Probiotics are micro-organisms that have beneficial properties for the host, which have the potential to favorably influence the immune system. The intestinal tract is host to a vast ecology of microbes, which are necessary for health.

Our digestive tract is inhabited by a microbial world, called “Microbiote”, excessively rich in bacteria, yeasts, etc. It is dynamic and intelligent. It is our “second brain”. It fulfills several essential functions for the organism, especially in general immunity.

Thanks to new methods of molecular biology and experiments made by instillation of intestinal flora, probiotics now play a major role in the prevention of metabolic syndrome. Several observations and experiments have confirmed this role.

In 2006, an Indian study showed that a yogurt diet enriched with probiotics decreases the risk of diabetes in rats.
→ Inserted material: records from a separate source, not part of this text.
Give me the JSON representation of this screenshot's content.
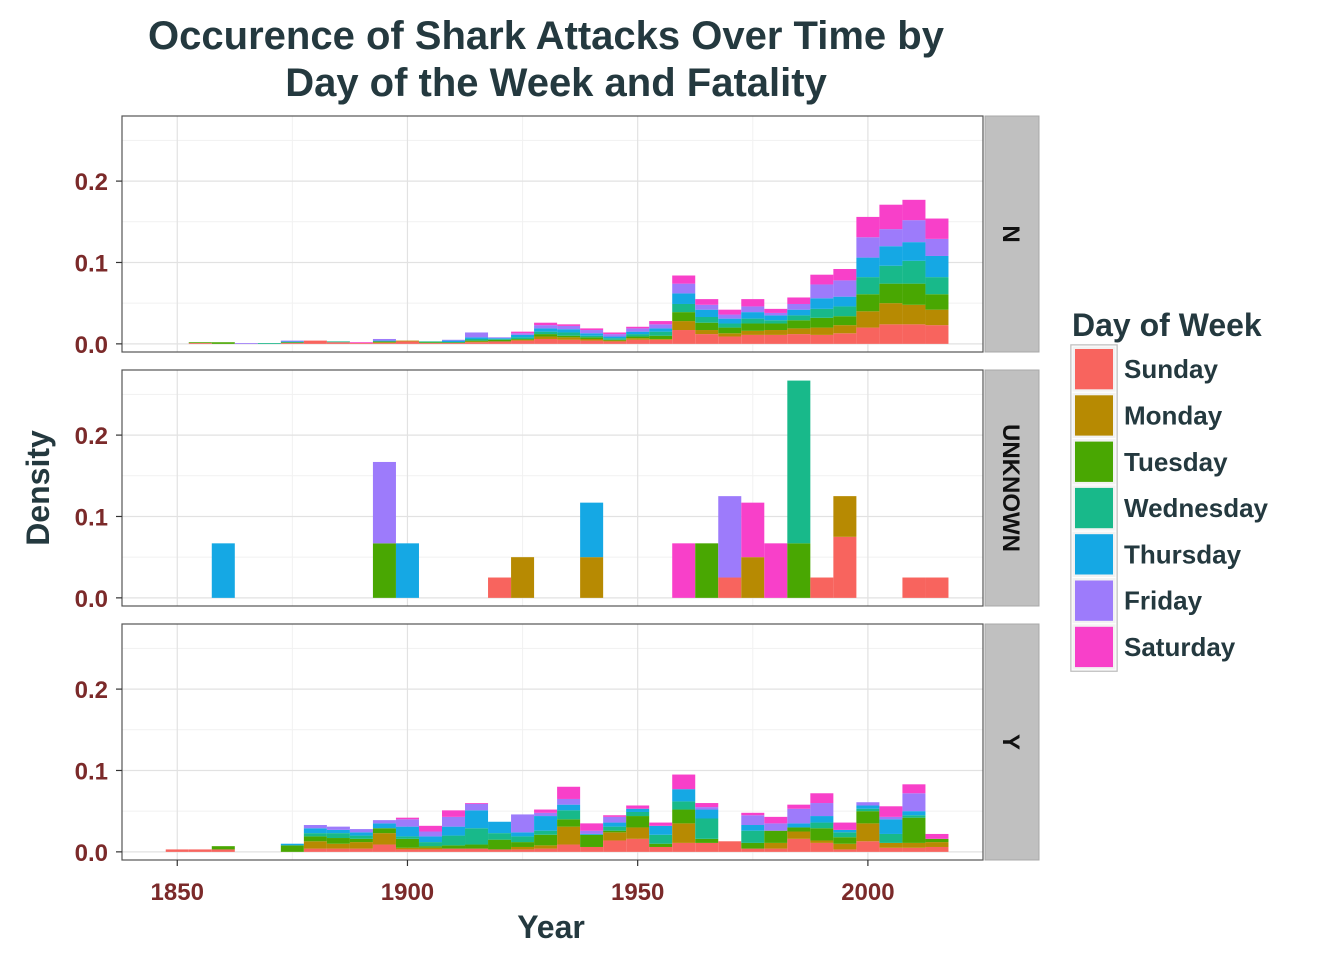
{
  "chart_data": {
    "type": "bar",
    "title_lines": [
      "Occurence of Shark Attacks Over Time by",
      "Day of the Week and Fatality"
    ],
    "xlabel": "Year",
    "ylabel": "Density",
    "xlim": [
      1838,
      2025
    ],
    "ylim": [
      -0.01,
      0.28
    ],
    "x_ticks": [
      1850,
      1900,
      1950,
      2000
    ],
    "y_ticks": [
      0.0,
      0.1,
      0.2
    ],
    "y_tick_labels": [
      "0.0",
      "0.1",
      "0.2"
    ],
    "bin_width": 5,
    "grid": true,
    "legend": {
      "title": "Day of Week",
      "position": "right",
      "entries": [
        "Sunday",
        "Monday",
        "Tuesday",
        "Wednesday",
        "Thursday",
        "Friday",
        "Saturday"
      ]
    },
    "colors": {
      "Sunday": "#f8645e",
      "Monday": "#b78a02",
      "Tuesday": "#49a702",
      "Wednesday": "#18b98a",
      "Thursday": "#15a8e4",
      "Friday": "#9d7bfb",
      "Saturday": "#f840c9"
    },
    "panels": [
      {
        "strip": "N",
        "bins": [
          {
            "x": 1855,
            "stack": [
              0.001,
              0.0,
              0.001,
              0.0,
              0.0,
              0.0,
              0.0
            ]
          },
          {
            "x": 1860,
            "stack": [
              0.0,
              0.0,
              0.002,
              0.0,
              0.0,
              0.0,
              0.0
            ]
          },
          {
            "x": 1865,
            "stack": [
              0.0,
              0.0,
              0.0,
              0.0,
              0.0,
              0.001,
              0.0
            ]
          },
          {
            "x": 1870,
            "stack": [
              0.0,
              0.0,
              0.0,
              0.001,
              0.0,
              0.0,
              0.0
            ]
          },
          {
            "x": 1875,
            "stack": [
              0.001,
              0.0,
              0.001,
              0.0,
              0.001,
              0.001,
              0.0
            ]
          },
          {
            "x": 1880,
            "stack": [
              0.004,
              0.0,
              0.0,
              0.0,
              0.0,
              0.0,
              0.0
            ]
          },
          {
            "x": 1885,
            "stack": [
              0.002,
              0.0,
              0.0,
              0.001,
              0.0,
              0.0,
              0.0
            ]
          },
          {
            "x": 1890,
            "stack": [
              0.001,
              0.0,
              0.0,
              0.0,
              0.0,
              0.0,
              0.001
            ]
          },
          {
            "x": 1895,
            "stack": [
              0.001,
              0.001,
              0.001,
              0.0,
              0.001,
              0.002,
              0.0
            ]
          },
          {
            "x": 1900,
            "stack": [
              0.003,
              0.001,
              0.0,
              0.0,
              0.0,
              0.0,
              0.0
            ]
          },
          {
            "x": 1905,
            "stack": [
              0.001,
              0.0,
              0.001,
              0.001,
              0.0,
              0.0,
              0.0
            ]
          },
          {
            "x": 1910,
            "stack": [
              0.001,
              0.0,
              0.001,
              0.0,
              0.002,
              0.001,
              0.0
            ]
          },
          {
            "x": 1915,
            "stack": [
              0.002,
              0.001,
              0.001,
              0.002,
              0.002,
              0.006,
              0.0
            ]
          },
          {
            "x": 1920,
            "stack": [
              0.003,
              0.0,
              0.002,
              0.001,
              0.001,
              0.001,
              0.0
            ]
          },
          {
            "x": 1925,
            "stack": [
              0.004,
              0.001,
              0.001,
              0.002,
              0.003,
              0.002,
              0.002
            ]
          },
          {
            "x": 1930,
            "stack": [
              0.006,
              0.003,
              0.003,
              0.003,
              0.004,
              0.004,
              0.003
            ]
          },
          {
            "x": 1935,
            "stack": [
              0.005,
              0.003,
              0.002,
              0.004,
              0.004,
              0.004,
              0.002
            ]
          },
          {
            "x": 1940,
            "stack": [
              0.004,
              0.002,
              0.002,
              0.002,
              0.003,
              0.004,
              0.002
            ]
          },
          {
            "x": 1945,
            "stack": [
              0.003,
              0.001,
              0.001,
              0.002,
              0.002,
              0.003,
              0.002
            ]
          },
          {
            "x": 1950,
            "stack": [
              0.005,
              0.002,
              0.002,
              0.003,
              0.003,
              0.004,
              0.002
            ]
          },
          {
            "x": 1955,
            "stack": [
              0.005,
              0.001,
              0.004,
              0.005,
              0.004,
              0.005,
              0.004
            ]
          },
          {
            "x": 1960,
            "stack": [
              0.017,
              0.011,
              0.011,
              0.01,
              0.013,
              0.012,
              0.01
            ]
          },
          {
            "x": 1965,
            "stack": [
              0.012,
              0.005,
              0.009,
              0.007,
              0.009,
              0.006,
              0.007
            ]
          },
          {
            "x": 1970,
            "stack": [
              0.009,
              0.004,
              0.007,
              0.005,
              0.006,
              0.005,
              0.006
            ]
          },
          {
            "x": 1975,
            "stack": [
              0.011,
              0.005,
              0.009,
              0.006,
              0.008,
              0.007,
              0.009
            ]
          },
          {
            "x": 1980,
            "stack": [
              0.011,
              0.006,
              0.008,
              0.004,
              0.006,
              0.003,
              0.005
            ]
          },
          {
            "x": 1985,
            "stack": [
              0.012,
              0.007,
              0.01,
              0.006,
              0.007,
              0.007,
              0.008
            ]
          },
          {
            "x": 1990,
            "stack": [
              0.011,
              0.009,
              0.012,
              0.011,
              0.013,
              0.017,
              0.012
            ]
          },
          {
            "x": 1995,
            "stack": [
              0.013,
              0.01,
              0.011,
              0.012,
              0.012,
              0.02,
              0.014
            ]
          },
          {
            "x": 2000,
            "stack": [
              0.02,
              0.02,
              0.021,
              0.021,
              0.024,
              0.025,
              0.025
            ]
          },
          {
            "x": 2005,
            "stack": [
              0.024,
              0.026,
              0.024,
              0.022,
              0.024,
              0.021,
              0.03
            ]
          },
          {
            "x": 2010,
            "stack": [
              0.024,
              0.024,
              0.026,
              0.028,
              0.023,
              0.027,
              0.025
            ]
          },
          {
            "x": 2015,
            "stack": [
              0.023,
              0.019,
              0.019,
              0.021,
              0.026,
              0.021,
              0.025
            ]
          }
        ]
      },
      {
        "strip": "UNKNOWN",
        "bins": [
          {
            "x": 1860,
            "stack": [
              0.0,
              0.0,
              0.0,
              0.0,
              0.067,
              0.0,
              0.0
            ]
          },
          {
            "x": 1895,
            "stack": [
              0.0,
              0.0,
              0.067,
              0.0,
              0.0,
              0.1,
              0.0
            ]
          },
          {
            "x": 1900,
            "stack": [
              0.0,
              0.0,
              0.0,
              0.0,
              0.067,
              0.0,
              0.0
            ]
          },
          {
            "x": 1920,
            "stack": [
              0.025,
              0.0,
              0.0,
              0.0,
              0.0,
              0.0,
              0.0
            ]
          },
          {
            "x": 1925,
            "stack": [
              0.0,
              0.05,
              0.0,
              0.0,
              0.0,
              0.0,
              0.0
            ]
          },
          {
            "x": 1940,
            "stack": [
              0.0,
              0.05,
              0.0,
              0.0,
              0.067,
              0.0,
              0.0
            ]
          },
          {
            "x": 1960,
            "stack": [
              0.0,
              0.0,
              0.0,
              0.0,
              0.0,
              0.0,
              0.067
            ]
          },
          {
            "x": 1965,
            "stack": [
              0.0,
              0.0,
              0.067,
              0.0,
              0.0,
              0.0,
              0.0
            ]
          },
          {
            "x": 1970,
            "stack": [
              0.025,
              0.0,
              0.0,
              0.0,
              0.0,
              0.1,
              0.0
            ]
          },
          {
            "x": 1975,
            "stack": [
              0.0,
              0.05,
              0.0,
              0.0,
              0.0,
              0.0,
              0.067
            ]
          },
          {
            "x": 1980,
            "stack": [
              0.0,
              0.0,
              0.0,
              0.0,
              0.0,
              0.0,
              0.067
            ]
          },
          {
            "x": 1985,
            "stack": [
              0.0,
              0.0,
              0.067,
              0.2,
              0.0,
              0.0,
              0.0
            ]
          },
          {
            "x": 1990,
            "stack": [
              0.025,
              0.0,
              0.0,
              0.0,
              0.0,
              0.0,
              0.0
            ]
          },
          {
            "x": 1995,
            "stack": [
              0.075,
              0.05,
              0.0,
              0.0,
              0.0,
              0.0,
              0.0
            ]
          },
          {
            "x": 2010,
            "stack": [
              0.025,
              0.0,
              0.0,
              0.0,
              0.0,
              0.0,
              0.0
            ]
          },
          {
            "x": 2015,
            "stack": [
              0.025,
              0.0,
              0.0,
              0.0,
              0.0,
              0.0,
              0.0
            ]
          }
        ]
      },
      {
        "strip": "Y",
        "bins": [
          {
            "x": 1850,
            "stack": [
              0.003,
              0.0,
              0.0,
              0.0,
              0.0,
              0.0,
              0.0
            ]
          },
          {
            "x": 1855,
            "stack": [
              0.003,
              0.0,
              0.0,
              0.0,
              0.0,
              0.0,
              0.0
            ]
          },
          {
            "x": 1860,
            "stack": [
              0.003,
              0.0,
              0.004,
              0.0,
              0.0,
              0.0,
              0.0
            ]
          },
          {
            "x": 1875,
            "stack": [
              0.0,
              0.0,
              0.008,
              0.0,
              0.002,
              0.0,
              0.0
            ]
          },
          {
            "x": 1880,
            "stack": [
              0.004,
              0.009,
              0.006,
              0.004,
              0.006,
              0.004,
              0.0
            ]
          },
          {
            "x": 1885,
            "stack": [
              0.004,
              0.006,
              0.007,
              0.006,
              0.004,
              0.004,
              0.0
            ]
          },
          {
            "x": 1890,
            "stack": [
              0.004,
              0.008,
              0.004,
              0.004,
              0.004,
              0.004,
              0.0
            ]
          },
          {
            "x": 1895,
            "stack": [
              0.009,
              0.014,
              0.006,
              0.0,
              0.006,
              0.004,
              0.0
            ]
          },
          {
            "x": 1900,
            "stack": [
              0.003,
              0.002,
              0.011,
              0.003,
              0.012,
              0.009,
              0.002
            ]
          },
          {
            "x": 1905,
            "stack": [
              0.003,
              0.002,
              0.002,
              0.005,
              0.007,
              0.006,
              0.007
            ]
          },
          {
            "x": 1910,
            "stack": [
              0.004,
              0.0,
              0.004,
              0.012,
              0.011,
              0.012,
              0.008
            ]
          },
          {
            "x": 1915,
            "stack": [
              0.004,
              0.0,
              0.005,
              0.02,
              0.022,
              0.008,
              0.001
            ]
          },
          {
            "x": 1920,
            "stack": [
              0.003,
              0.0,
              0.012,
              0.008,
              0.014,
              0.0,
              0.0
            ]
          },
          {
            "x": 1925,
            "stack": [
              0.003,
              0.003,
              0.006,
              0.007,
              0.005,
              0.022,
              0.0
            ]
          },
          {
            "x": 1930,
            "stack": [
              0.004,
              0.004,
              0.013,
              0.005,
              0.018,
              0.004,
              0.004
            ]
          },
          {
            "x": 1935,
            "stack": [
              0.009,
              0.022,
              0.009,
              0.011,
              0.007,
              0.007,
              0.015
            ]
          },
          {
            "x": 1940,
            "stack": [
              0.006,
              0.0,
              0.015,
              0.0,
              0.001,
              0.004,
              0.009
            ]
          },
          {
            "x": 1945,
            "stack": [
              0.014,
              0.01,
              0.002,
              0.005,
              0.005,
              0.007,
              0.002
            ]
          },
          {
            "x": 1950,
            "stack": [
              0.016,
              0.014,
              0.014,
              0.005,
              0.004,
              0.0,
              0.004
            ]
          },
          {
            "x": 1955,
            "stack": [
              0.006,
              0.0,
              0.004,
              0.011,
              0.011,
              0.0,
              0.004
            ]
          },
          {
            "x": 1960,
            "stack": [
              0.011,
              0.024,
              0.017,
              0.01,
              0.015,
              0.0,
              0.018
            ]
          },
          {
            "x": 1965,
            "stack": [
              0.011,
              0.0,
              0.005,
              0.025,
              0.011,
              0.003,
              0.005
            ]
          },
          {
            "x": 1970,
            "stack": [
              0.013,
              0.0,
              0.0,
              0.0,
              0.0,
              0.0,
              0.0
            ]
          },
          {
            "x": 1975,
            "stack": [
              0.004,
              0.0,
              0.007,
              0.015,
              0.007,
              0.012,
              0.003
            ]
          },
          {
            "x": 1980,
            "stack": [
              0.004,
              0.007,
              0.015,
              0.0,
              0.0,
              0.009,
              0.008
            ]
          },
          {
            "x": 1985,
            "stack": [
              0.016,
              0.009,
              0.005,
              0.0,
              0.005,
              0.018,
              0.005
            ]
          },
          {
            "x": 1990,
            "stack": [
              0.011,
              0.003,
              0.015,
              0.007,
              0.008,
              0.016,
              0.012
            ]
          },
          {
            "x": 1995,
            "stack": [
              0.003,
              0.007,
              0.008,
              0.006,
              0.003,
              0.0,
              0.009
            ]
          },
          {
            "x": 2000,
            "stack": [
              0.013,
              0.022,
              0.015,
              0.003,
              0.004,
              0.004,
              0.0
            ]
          },
          {
            "x": 2005,
            "stack": [
              0.005,
              0.006,
              0.0,
              0.011,
              0.018,
              0.003,
              0.013
            ]
          },
          {
            "x": 2010,
            "stack": [
              0.005,
              0.006,
              0.031,
              0.003,
              0.005,
              0.022,
              0.011
            ]
          },
          {
            "x": 2015,
            "stack": [
              0.006,
              0.006,
              0.004,
              0.0,
              0.0,
              0.0,
              0.006
            ]
          }
        ]
      }
    ]
  }
}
Women who take probiotics during pregnancy develop less gestational diabetes. In the same way probiotics decrease abdominal fat and weight in general.

A recent experiment showed a specific improvement of the sensitivity to insulin by prolonged instillation of healthy intestinal flora in the gut of people suffering from metabolic syndrome.

CONCLUSION

Several probiotic preparations have promised to prevent or treat various conditions. The evolution of our knowledge of probiotics opens the way to develop new therapeutic options for the treatment of diabetes and metabolic syndrome in general.